Why transcutaneous pacing




















The most common indication for TCP is symptomatic bradycardia, most commonly resulting from acute MI, sinus node dysfunction, and complete heart block. The AP position is preferred because it minimizes transthoracic electrical impedance by sandwiching the heart between the two pads.

Overdrive pacing is used to stop symptomatic tachydysrhythmias. Indications : Hemodynamically significant hypotension, chest pain, pulmonary edema, altered mental status bradydysrhythmias unresponsive to atropine, asystolic cardiac arrest more likely to be successful when initiated early after a witnessed arrest—unwitnessed arrest seldom responds to transcutaneous pacing , failed intrinsic pacemaker.

When considering institution of transcutaneous pacing, always think about alternate causes for acute dysrhythmia, e. Treat underlying cause. Optimal placement for pads varies by manufacturer, but is generally anterior-posterior or anterior-lateral, with the former being most common. Begin at 10 milliamps and increase by increments of 10 until capture is noted. A medical history is obtained from family members and includes heart failure, stroke, and hypertension.

High degree AV block with wide complex escape rhythm. The transcutaneous pacer is set for 70 PPM at 50 mA. Pacing spikes are visible with what appear to be large, corresponding QRS complexes. The patient begins to move and reaches for the pacing pads. However, she is still non-verbal and does not follow commands. Transcutaneous pacing TCP is a difficult skill that is often performed incorrectly. The problem of false capture also known as echo distortion is under-recognized and under-reported in the medical literature.

There are many reasons why medical professionals often fail to achieve true electrical and mechanical capture. The EKG monitor continued to demonstrate adequate ventricular capture by the pacer. These heart contractions did not correspond with the surrounding thoracic muscle contractions generated by the pacer. The current was gradually increased to mA, and the heart began to contract in unison with the pacer shocks.
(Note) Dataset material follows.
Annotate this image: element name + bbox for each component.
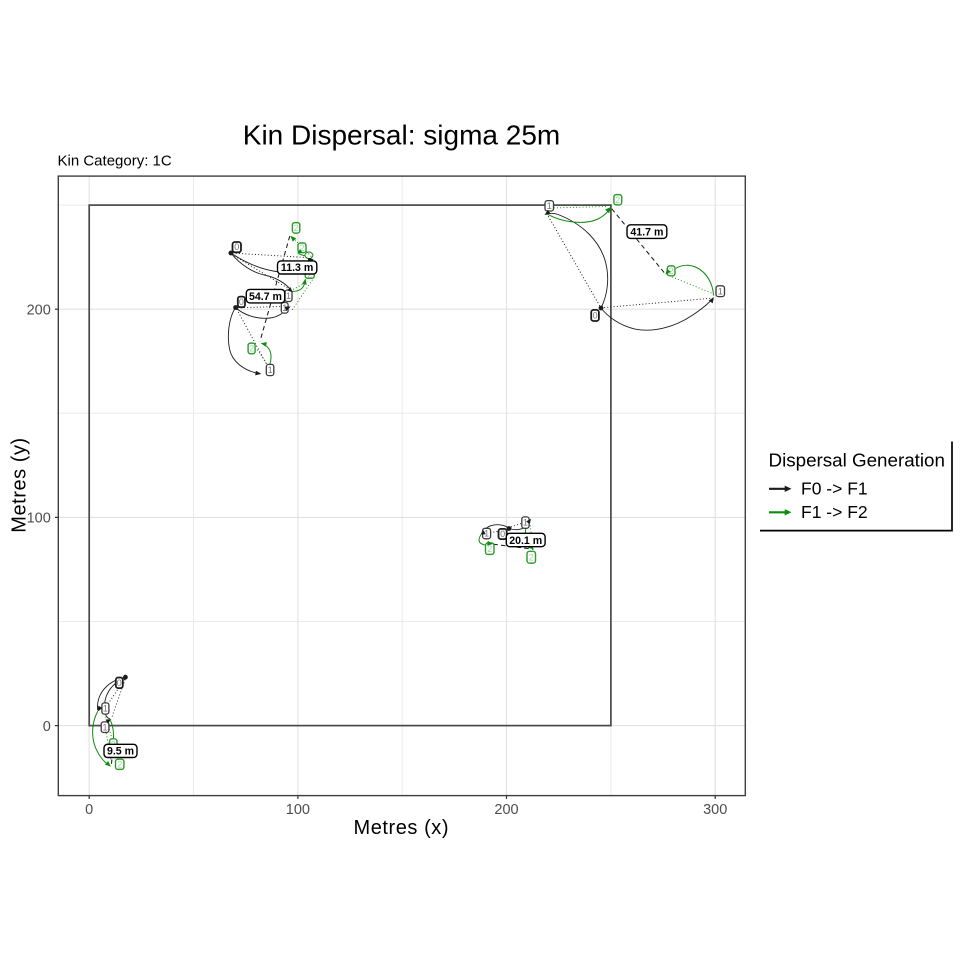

The opinions expressed on the website are the opinions of the website and content authors alone and do not represent the policies or opinions of Maine Medical Center, Maine Medical Partners, MaineHealth, or Tufts University School of Medicine. About Us Contact. Transcutaneous Pacing. When do we perform Transcutaneous pacing TCP? Symptomatic clinically significant bradycardias Don't just treat a number. Treat those bradycardias associated with hypotension, pulmonary edema, or evidence of decreased cerebral perfusion that is unresponsive to initial first line measure Initiate TCP while searching for correctable causes and concomitantly administering other therapies i.

What about transvenous pacing TVP? TCP is only a bridge until a transvenous pacemaker can be placed There are a few instances where TCP may be preferable over TVP Patients who have received thrombolytics Patients who may respond to respond to therapy eg.
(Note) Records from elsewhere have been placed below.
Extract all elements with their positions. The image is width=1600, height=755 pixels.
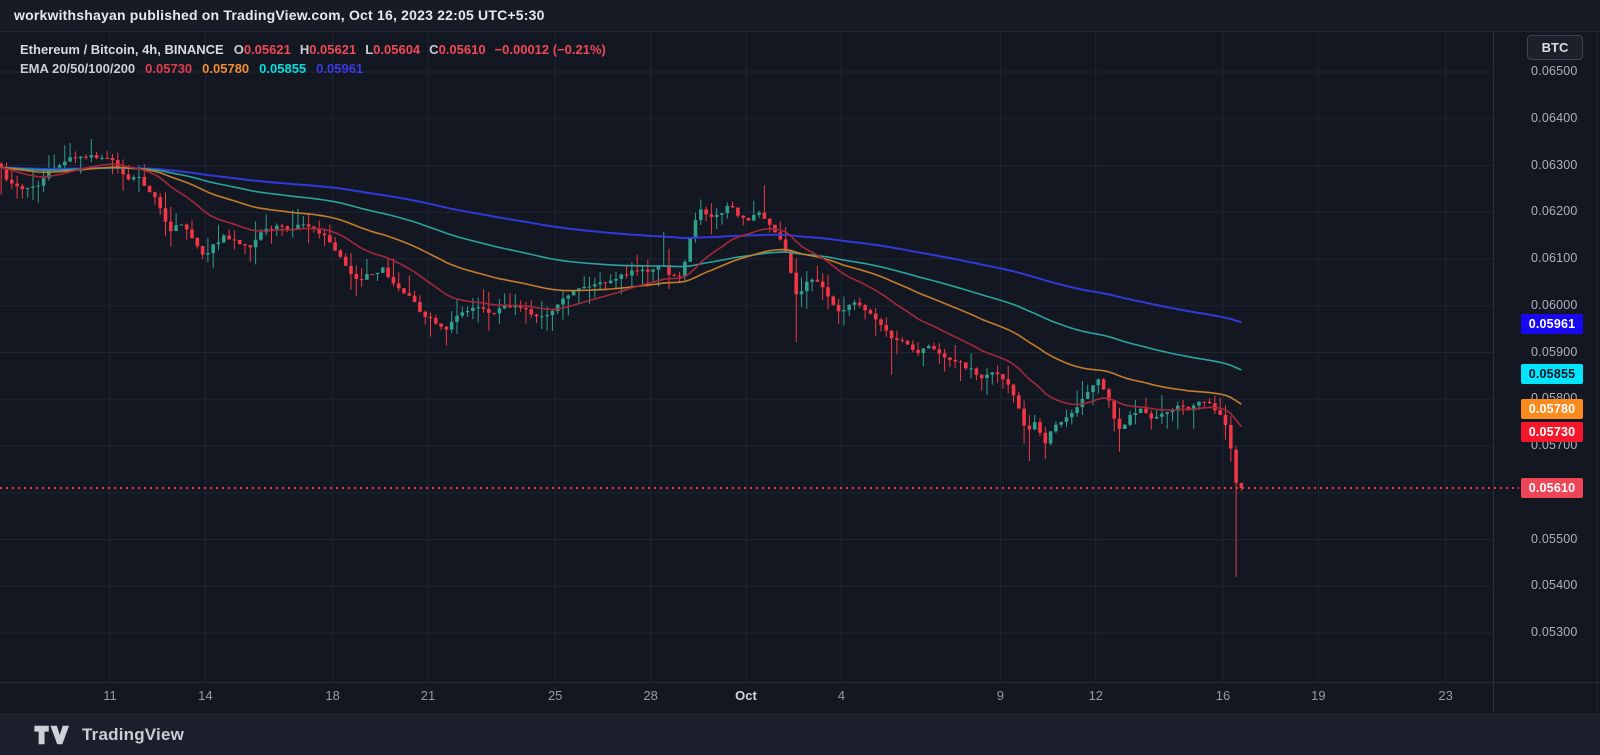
price-tick-label: 0.05900 — [1531, 344, 1578, 359]
ema-value-3: 0.05961 — [316, 61, 364, 76]
time-tick-label-11: 11 — [103, 688, 117, 703]
time-tick-label-oct: Oct — [735, 688, 757, 703]
snapshot-header: workwithshayan published on TradingView.… — [0, 0, 1600, 32]
chart-legend: Ethereum / Bitcoin, 4h, BINANCE O0.05621 H… — [20, 40, 606, 78]
price-tick-label: 0.06200 — [1531, 204, 1578, 219]
quote-currency-button[interactable]: BTC — [1527, 35, 1583, 60]
price-tick-label: 0.06300 — [1531, 157, 1578, 172]
snapshot-footer: TradingView — [0, 712, 1600, 755]
ohlc-values: O0.05621 H0.05621 L0.05604 C0.05610 — [234, 42, 495, 57]
ema-price-badge-3: 0.05730 — [1521, 421, 1583, 442]
time-axis-separator — [0, 682, 1600, 683]
price-chart-canvas[interactable] — [0, 32, 1493, 682]
tradingview-brand-link[interactable]: TradingView — [34, 722, 184, 748]
ema-indicator-label: EMA 20/50/100/200 — [20, 61, 136, 76]
tradingview-logo-icon — [34, 725, 70, 745]
time-tick-label-14: 14 — [198, 688, 213, 703]
snapshot-attribution-text: workwithshayan published on TradingView.… — [14, 7, 545, 23]
time-tick-label-21: 21 — [420, 688, 436, 703]
current-price-badge: 0.05610 — [1521, 478, 1583, 499]
price-tick-label: 0.06500 — [1531, 64, 1578, 78]
ohlc-l: L0.05604 — [365, 42, 421, 57]
tradingview-brand-text: TradingView — [82, 725, 185, 744]
ema-value-1: 0.05780 — [202, 61, 250, 76]
price-tick-label: 0.05300 — [1531, 625, 1578, 639]
change-value: −0.00012 (−0.21%) — [494, 42, 606, 57]
ohlc-h: H0.05621 — [299, 42, 357, 57]
ohlc-c: C0.05610 — [429, 42, 486, 57]
price-tick-label: 0.05500 — [1531, 531, 1578, 546]
ema-price-badge-1: 0.05855 — [1521, 363, 1583, 384]
price-tick-label: 0.06100 — [1531, 251, 1578, 265]
time-tick-label-18: 18 — [325, 688, 340, 703]
price-tick-label: 0.05400 — [1531, 578, 1578, 593]
time-tick-label-9: 9 — [996, 688, 1004, 703]
time-tick-label-28: 28 — [643, 688, 658, 703]
ema-value-0: 0.05730 — [145, 61, 193, 76]
time-tick-label-19: 19 — [1311, 688, 1326, 703]
symbol-legend-row: Ethereum / Bitcoin, 4h, BINANCE O0.05621 H… — [20, 40, 606, 59]
chart-right-border — [1597, 32, 1598, 712]
ema-legend-row: EMA 20/50/100/200 0.05730 0.05780 0.05855 0.… — [20, 59, 606, 78]
time-tick-label-16: 16 — [1215, 688, 1231, 703]
ohlc-o: O0.05621 — [233, 42, 291, 57]
time-tick-label-23: 23 — [1438, 688, 1453, 703]
current-price-dotted-line — [0, 487, 1519, 490]
ema-price-badge-0: 0.05961 — [1521, 313, 1583, 334]
ema-values: 0.05730 0.05780 0.05855 0.05961 — [135, 61, 363, 76]
ema-price-badge-2: 0.05780 — [1521, 398, 1583, 419]
time-tick-label-4: 4 — [837, 688, 845, 703]
time-tick-label-12: 12 — [1088, 688, 1104, 703]
price-tick-label: 0.06000 — [1531, 297, 1578, 312]
price-tick-label: 0.06400 — [1531, 110, 1578, 125]
symbol-title: Ethereum / Bitcoin, 4h, BINANCE — [20, 42, 224, 57]
ema-value-2: 0.05855 — [259, 61, 307, 76]
price-axis-separator — [1493, 32, 1494, 712]
time-tick-label-25: 25 — [547, 688, 563, 703]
Five Step Approach to Transcutaneous Pacing. Step 1: Apply the pacing electrodes and consider sedation eg. Step 2: Turn on the monitor and set it to "pacing mode".

Step 3: Select the pacing rate using the rate button generally bpm is adequate. Step 4: Increase current output from minimal until capture is achieved. Below is an ECG with incomplete capture. Step 5: Confirm mechanical capture with pulse or ultrasound [3,4].

Complications Induction of Vfib rare Patient discomfort, burns these are rare due to the large pads and lower outputs of today's TC pacing devices Failure to recognize an underlying treatable ventricular fibrillation due to obscuration of the ECG by pacer spikes This can be troubleshooted by hitting the "cancellation button" on your monitor.